Abstract
Aim
To assess serum Cu/Zn SOD (Superoxide Dismutase) concentration in children with ADHD and evaluate its possible relationship to Cu and Zn levels.
Subjects and methods
Serum from 22 children with ADHD and 20 healthy control children without ADHD and 19 autistic children without ADHD were tested for Cu/Zn SOD using ELISAs and levels of serum Cu and Zn using inductively-coupled plasma-mass spectrometry.
Results
Serum Cu/Zn SOD levels of ADHD children were significantly lower than age and gender matched healthy non-ADHD controls (P < 0.001). Serum Cu/Zn SOD of ADHD children was significantly lower in individuals with high serum copper (P = 0.024). There was no significant correlation between Cu/Zn SOD levels and Zinc or Cu/Zn in ADHD individuals.
Discussion
These results suggest an association between Cu/Zn SOD serum levels and ADHD, particularly ADHD children with high serum copper.
Keywords: ADHD, Cu/Zn SOD, super oxide dismutase, copper
Introduction
Attention deficit hyperactivity disorder (ADHD) is one of the most common childhood disorders and can continue through adolescence and adulthood. Symptoms include difficulty staying focused and paying attention, difficulty controlling behavior, and hyperactivity.1
Molecular, genetic and pharmacological studies suggest the involvement of the dopaminergic, serotonergic and noradrenergic neurotransmitter systems in the pathogenesis of ADHD, and polymorphic variants in several genes involved in regulation of the dopamine, and related neurotransmitter pathways are reported to be associated with the disease.2–4
There are few studies evaluating the biochemical basis of ADHD. However, in 2008, Selek et al5 found that adults with ADHD had high levels of the oxidant nitrous oxide, and low super oxide dismutase activities, suggesting an oxidative imbalance.

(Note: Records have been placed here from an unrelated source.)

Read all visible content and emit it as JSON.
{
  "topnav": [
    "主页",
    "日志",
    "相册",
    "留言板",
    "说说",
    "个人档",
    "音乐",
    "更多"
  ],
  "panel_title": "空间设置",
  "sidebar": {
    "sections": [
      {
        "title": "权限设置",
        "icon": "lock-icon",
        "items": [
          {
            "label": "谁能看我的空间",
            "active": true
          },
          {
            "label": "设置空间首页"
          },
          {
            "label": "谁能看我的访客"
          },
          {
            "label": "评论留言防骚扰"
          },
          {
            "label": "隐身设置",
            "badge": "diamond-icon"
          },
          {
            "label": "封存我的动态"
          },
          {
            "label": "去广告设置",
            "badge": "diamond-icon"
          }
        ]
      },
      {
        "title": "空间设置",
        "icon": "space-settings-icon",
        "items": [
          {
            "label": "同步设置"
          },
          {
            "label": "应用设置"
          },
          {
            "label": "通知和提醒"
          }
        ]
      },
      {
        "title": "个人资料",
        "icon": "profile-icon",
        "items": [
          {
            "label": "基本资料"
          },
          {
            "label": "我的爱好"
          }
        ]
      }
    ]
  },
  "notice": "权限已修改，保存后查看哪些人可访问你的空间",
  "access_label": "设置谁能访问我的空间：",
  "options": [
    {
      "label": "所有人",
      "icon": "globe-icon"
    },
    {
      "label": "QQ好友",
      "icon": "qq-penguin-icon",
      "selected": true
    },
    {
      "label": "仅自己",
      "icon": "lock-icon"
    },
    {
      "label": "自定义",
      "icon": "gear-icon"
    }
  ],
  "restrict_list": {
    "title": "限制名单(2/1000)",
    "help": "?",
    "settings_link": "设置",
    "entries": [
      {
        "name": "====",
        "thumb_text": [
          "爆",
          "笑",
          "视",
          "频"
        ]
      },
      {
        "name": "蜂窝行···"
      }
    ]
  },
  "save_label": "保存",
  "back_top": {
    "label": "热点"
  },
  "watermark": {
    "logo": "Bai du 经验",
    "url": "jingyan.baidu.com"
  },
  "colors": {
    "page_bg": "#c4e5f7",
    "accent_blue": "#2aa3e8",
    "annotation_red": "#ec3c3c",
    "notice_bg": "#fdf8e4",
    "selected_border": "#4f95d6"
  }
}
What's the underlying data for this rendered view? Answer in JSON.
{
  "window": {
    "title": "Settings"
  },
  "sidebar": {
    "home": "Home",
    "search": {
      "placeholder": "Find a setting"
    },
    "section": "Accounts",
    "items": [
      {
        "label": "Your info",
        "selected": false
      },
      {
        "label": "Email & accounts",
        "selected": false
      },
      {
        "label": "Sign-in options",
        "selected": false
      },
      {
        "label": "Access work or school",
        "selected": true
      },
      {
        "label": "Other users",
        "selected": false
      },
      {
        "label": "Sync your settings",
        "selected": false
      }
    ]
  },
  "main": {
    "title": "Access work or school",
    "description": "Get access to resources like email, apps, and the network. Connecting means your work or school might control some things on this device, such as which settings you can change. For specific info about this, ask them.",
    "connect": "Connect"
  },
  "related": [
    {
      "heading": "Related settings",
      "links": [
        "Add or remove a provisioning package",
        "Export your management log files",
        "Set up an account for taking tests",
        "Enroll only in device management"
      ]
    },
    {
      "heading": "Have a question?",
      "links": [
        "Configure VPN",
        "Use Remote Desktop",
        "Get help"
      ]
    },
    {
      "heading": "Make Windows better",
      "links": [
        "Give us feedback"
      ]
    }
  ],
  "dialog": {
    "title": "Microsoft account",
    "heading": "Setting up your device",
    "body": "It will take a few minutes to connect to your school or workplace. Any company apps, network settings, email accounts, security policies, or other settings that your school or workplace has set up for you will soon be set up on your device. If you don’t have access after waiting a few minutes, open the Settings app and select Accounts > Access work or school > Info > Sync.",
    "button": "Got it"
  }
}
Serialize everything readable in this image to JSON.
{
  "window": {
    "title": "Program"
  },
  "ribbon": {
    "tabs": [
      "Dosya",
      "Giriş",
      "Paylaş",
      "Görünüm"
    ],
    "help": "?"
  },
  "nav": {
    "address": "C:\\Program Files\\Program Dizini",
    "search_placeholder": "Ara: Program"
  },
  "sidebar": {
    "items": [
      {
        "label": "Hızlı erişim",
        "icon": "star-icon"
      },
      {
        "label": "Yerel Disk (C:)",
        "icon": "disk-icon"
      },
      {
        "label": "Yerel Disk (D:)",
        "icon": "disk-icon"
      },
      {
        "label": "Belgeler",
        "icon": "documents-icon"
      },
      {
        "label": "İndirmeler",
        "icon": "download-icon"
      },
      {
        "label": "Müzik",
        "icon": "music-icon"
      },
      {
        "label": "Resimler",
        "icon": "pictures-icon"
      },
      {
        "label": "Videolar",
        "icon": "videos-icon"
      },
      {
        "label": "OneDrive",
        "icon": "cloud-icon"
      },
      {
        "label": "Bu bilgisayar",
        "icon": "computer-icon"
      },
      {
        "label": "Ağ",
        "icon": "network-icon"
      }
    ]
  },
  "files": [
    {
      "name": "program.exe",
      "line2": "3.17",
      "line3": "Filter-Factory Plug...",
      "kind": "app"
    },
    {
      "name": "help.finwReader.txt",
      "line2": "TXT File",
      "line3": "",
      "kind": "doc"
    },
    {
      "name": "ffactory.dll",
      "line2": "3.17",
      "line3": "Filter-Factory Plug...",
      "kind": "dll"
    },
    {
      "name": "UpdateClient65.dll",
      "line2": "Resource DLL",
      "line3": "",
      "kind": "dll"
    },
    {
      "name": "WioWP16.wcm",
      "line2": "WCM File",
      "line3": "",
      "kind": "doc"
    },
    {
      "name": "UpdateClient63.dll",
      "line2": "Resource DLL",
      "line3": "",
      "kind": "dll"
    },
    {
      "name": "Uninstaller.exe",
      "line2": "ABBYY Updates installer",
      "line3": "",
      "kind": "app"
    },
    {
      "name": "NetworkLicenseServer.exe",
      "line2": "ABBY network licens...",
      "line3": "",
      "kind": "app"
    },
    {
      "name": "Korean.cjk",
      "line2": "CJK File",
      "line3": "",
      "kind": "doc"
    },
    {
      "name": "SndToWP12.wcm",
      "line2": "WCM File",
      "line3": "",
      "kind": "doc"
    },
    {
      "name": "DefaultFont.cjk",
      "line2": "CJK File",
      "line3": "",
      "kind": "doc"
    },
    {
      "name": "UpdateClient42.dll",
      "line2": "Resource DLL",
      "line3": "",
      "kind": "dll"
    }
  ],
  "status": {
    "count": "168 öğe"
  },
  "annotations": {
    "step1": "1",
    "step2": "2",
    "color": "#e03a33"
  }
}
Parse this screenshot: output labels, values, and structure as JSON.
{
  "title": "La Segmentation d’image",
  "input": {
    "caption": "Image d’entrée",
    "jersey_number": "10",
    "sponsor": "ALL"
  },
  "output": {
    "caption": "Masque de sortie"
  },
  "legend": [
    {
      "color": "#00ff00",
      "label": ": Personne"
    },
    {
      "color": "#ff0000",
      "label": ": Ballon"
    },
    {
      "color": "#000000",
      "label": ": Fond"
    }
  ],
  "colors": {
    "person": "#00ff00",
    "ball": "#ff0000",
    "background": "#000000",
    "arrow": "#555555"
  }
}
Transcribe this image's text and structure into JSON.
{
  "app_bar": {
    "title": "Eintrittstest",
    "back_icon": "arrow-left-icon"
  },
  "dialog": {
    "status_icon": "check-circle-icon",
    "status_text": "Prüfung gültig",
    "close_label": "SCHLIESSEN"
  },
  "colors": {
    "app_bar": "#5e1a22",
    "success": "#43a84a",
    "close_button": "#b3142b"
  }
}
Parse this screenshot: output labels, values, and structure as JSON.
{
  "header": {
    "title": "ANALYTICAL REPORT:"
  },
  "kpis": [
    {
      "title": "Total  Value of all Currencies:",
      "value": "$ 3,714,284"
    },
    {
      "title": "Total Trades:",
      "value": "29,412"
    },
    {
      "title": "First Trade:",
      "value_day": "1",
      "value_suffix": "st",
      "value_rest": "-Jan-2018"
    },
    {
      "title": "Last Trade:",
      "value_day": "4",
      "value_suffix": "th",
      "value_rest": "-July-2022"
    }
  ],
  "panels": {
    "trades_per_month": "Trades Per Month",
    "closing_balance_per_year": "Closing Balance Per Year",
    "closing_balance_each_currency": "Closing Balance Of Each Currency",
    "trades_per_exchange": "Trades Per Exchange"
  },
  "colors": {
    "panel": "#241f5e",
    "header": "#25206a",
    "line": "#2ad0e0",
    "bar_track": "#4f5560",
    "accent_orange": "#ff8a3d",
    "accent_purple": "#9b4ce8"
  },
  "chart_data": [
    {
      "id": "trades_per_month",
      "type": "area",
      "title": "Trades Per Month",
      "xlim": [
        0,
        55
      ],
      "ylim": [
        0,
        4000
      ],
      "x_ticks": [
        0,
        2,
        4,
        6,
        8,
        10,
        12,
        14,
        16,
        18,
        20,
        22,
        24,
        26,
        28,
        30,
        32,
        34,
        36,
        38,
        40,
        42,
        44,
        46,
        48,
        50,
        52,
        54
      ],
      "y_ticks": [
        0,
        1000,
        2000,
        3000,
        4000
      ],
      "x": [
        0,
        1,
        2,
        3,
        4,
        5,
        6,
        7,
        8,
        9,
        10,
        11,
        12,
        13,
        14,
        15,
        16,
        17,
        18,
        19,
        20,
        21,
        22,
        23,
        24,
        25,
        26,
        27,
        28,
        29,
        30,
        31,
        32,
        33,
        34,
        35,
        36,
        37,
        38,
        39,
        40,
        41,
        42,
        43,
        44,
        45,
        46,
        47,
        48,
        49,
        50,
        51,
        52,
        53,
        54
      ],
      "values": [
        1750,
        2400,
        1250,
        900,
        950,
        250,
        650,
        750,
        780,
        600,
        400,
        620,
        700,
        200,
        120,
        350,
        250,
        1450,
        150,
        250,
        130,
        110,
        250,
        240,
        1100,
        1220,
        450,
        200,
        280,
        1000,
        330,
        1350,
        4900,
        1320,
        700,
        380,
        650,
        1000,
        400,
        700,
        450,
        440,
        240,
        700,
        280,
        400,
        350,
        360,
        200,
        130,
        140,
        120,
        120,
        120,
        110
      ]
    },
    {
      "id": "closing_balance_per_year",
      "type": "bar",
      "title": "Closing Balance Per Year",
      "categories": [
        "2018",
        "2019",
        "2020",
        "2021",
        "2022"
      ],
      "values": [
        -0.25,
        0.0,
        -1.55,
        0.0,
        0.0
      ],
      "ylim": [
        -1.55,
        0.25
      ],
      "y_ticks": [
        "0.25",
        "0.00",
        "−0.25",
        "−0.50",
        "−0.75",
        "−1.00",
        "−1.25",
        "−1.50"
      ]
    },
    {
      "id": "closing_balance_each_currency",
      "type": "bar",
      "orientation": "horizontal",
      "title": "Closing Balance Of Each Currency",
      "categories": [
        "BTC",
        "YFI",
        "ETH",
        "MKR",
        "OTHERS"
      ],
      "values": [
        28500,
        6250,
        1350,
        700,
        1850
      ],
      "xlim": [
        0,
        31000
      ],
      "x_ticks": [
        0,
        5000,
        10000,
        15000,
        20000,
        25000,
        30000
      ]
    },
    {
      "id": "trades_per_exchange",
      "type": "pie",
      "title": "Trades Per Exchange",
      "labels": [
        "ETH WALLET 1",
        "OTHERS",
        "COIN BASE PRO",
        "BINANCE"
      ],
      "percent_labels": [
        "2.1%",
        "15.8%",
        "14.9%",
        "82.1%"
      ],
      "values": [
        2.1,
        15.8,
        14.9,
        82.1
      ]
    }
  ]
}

In vivo, oxygen radicals are produced as byproducts of normal oxidative metabolism.6 Hence, activated cells with increased metabolism produce more oxygen radicals. It has long been known that control of the intracellular redox environment is vital for proper cellular function. To protect themselves from the constant oxidative challenge, cells have developed defense mechanisms that ensure a proper balance between pro- and antioxidant molecules.7 Cu/Zn superoxide dismutase (SOD-1) is a key enzyme in the dismutation of superoxide radicals resulting from cellular oxidative metabolism, converting them into hydrogen peroxide,8 and, as a result, serves a key antioxidant role. In fact, mice lacking SOD die several days after birth, amidst massive oxidative stress.11
Copper, and zinc participate in SOD enzymatic mechanisms that protect against free radicals ad therefore serve an important adjunct role in oxidative balance.12
Cu appears to have many important functional roles in the body that apparently relate to, among others, the maintenance of immune function, bone health and haemostasis.9 The element is needed in trace amounts, but excess is toxic. It increases lipid per-oxidation and depletes glutathione reserves, which makes the organism more vulnerable to other oxidative challenges.10
Zinc to copper ratio is abnormally low in individuals with other disorders associated with hyperactivity, such as autism13 and in boys with oppositional defiant disorder.14 Low zinc may be associated with ADHD individuals16 and has been directly related to low Cu/Zn SOD concentration.15
Our study was designed to determine Cu/Zn SOD serum levels, and the relationship between these levels and copper and zinc concentration, in ADHD individuals.
Materials and Methods
ELISA to measure serum Cu/Zn SOD (Bender Systems)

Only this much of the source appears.